The approach developed at Bernstein Center Freiburg and BrainLinks-BrainTools cluster of excellence of Freiburg University offers a significant step forward in the research for innovative methods in the treatment of Parkinson's disease (PD): "There are currently only two common therapies to treat this disease. Either you can administer drugs or, if this does not work, one has to resort to electrical stimulation, the so-called deep brain stimulation," Vlachos explains. In the latter approach, which currently follows a method known as open-loop stimulation, an electrode is implanted in the patient's brain to provide a continuous train of stimulation pulses. "In principle, this resembles the approach of the cardiac pacemaker," says Vlachos. However, the symptoms of Parkinson's disease are not constant. And therefore, the researchers argue, constantly stimulating the brain with the same signal is not the most efficient treatment.
"In our closed-loop approach, the electrode provides a stimulus that adjusts to the momentary symptoms.
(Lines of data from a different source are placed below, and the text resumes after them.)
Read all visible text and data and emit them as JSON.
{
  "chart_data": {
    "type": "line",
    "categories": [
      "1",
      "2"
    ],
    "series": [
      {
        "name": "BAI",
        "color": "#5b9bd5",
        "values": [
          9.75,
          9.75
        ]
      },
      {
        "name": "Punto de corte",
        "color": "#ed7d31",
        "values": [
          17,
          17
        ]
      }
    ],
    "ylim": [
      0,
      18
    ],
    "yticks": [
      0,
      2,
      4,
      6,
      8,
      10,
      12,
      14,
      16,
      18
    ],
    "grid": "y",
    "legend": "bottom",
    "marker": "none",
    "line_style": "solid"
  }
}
Through this method we are hoping to avoid some side effects such as gait imbalance or speech impairment which occur in conventional DBS treatment", Vlachos explains.
In this new closed-loop approach, brain activity is recorded and fed to a neuroprosthetic device, which then adjusts the stimulation strength. The controller continuously monitors the brain activity that reflects the severity of the PD symptoms. The nature of the recorded activity determines the stimulation signal. If stronger stimulation is required, the control input gets stronger, if the activity becomes weaker, the stimulation is weakened, and if there is no pathological activity the device will not provide any stimulation. "This saves battery life and, hence, increases recharging and maintenance intervals – clearly an advantage for the patient carrying the battery," the researcher explains.
The same approach could be used for the treatment of other brain diseases such as epilepsy or schizophrenia. Moreover, Vlachos' method could also be used to devise controllers for non-invasive stimulation, such as transcranial stimulation techniques. This means that the brain can be stimulated from the outside, without the need to drill a hole into the skull and implant an electrode into the brain.
The closed-loop stimulation method developed by Vlachos and colleagues can further be adapted to influence brain activity to address basic science questions: "For instance, when animals attend to an input there is often an increase in oscillations. Using our controller, we can modulate the strength of oscillations and test if and how our attention is affected by such network oscillations." After promising results in computer simulations modeling the activity dynamics of large networks of neurons, the next step will be to verify the approach in animal models, before it can be tested in human patients.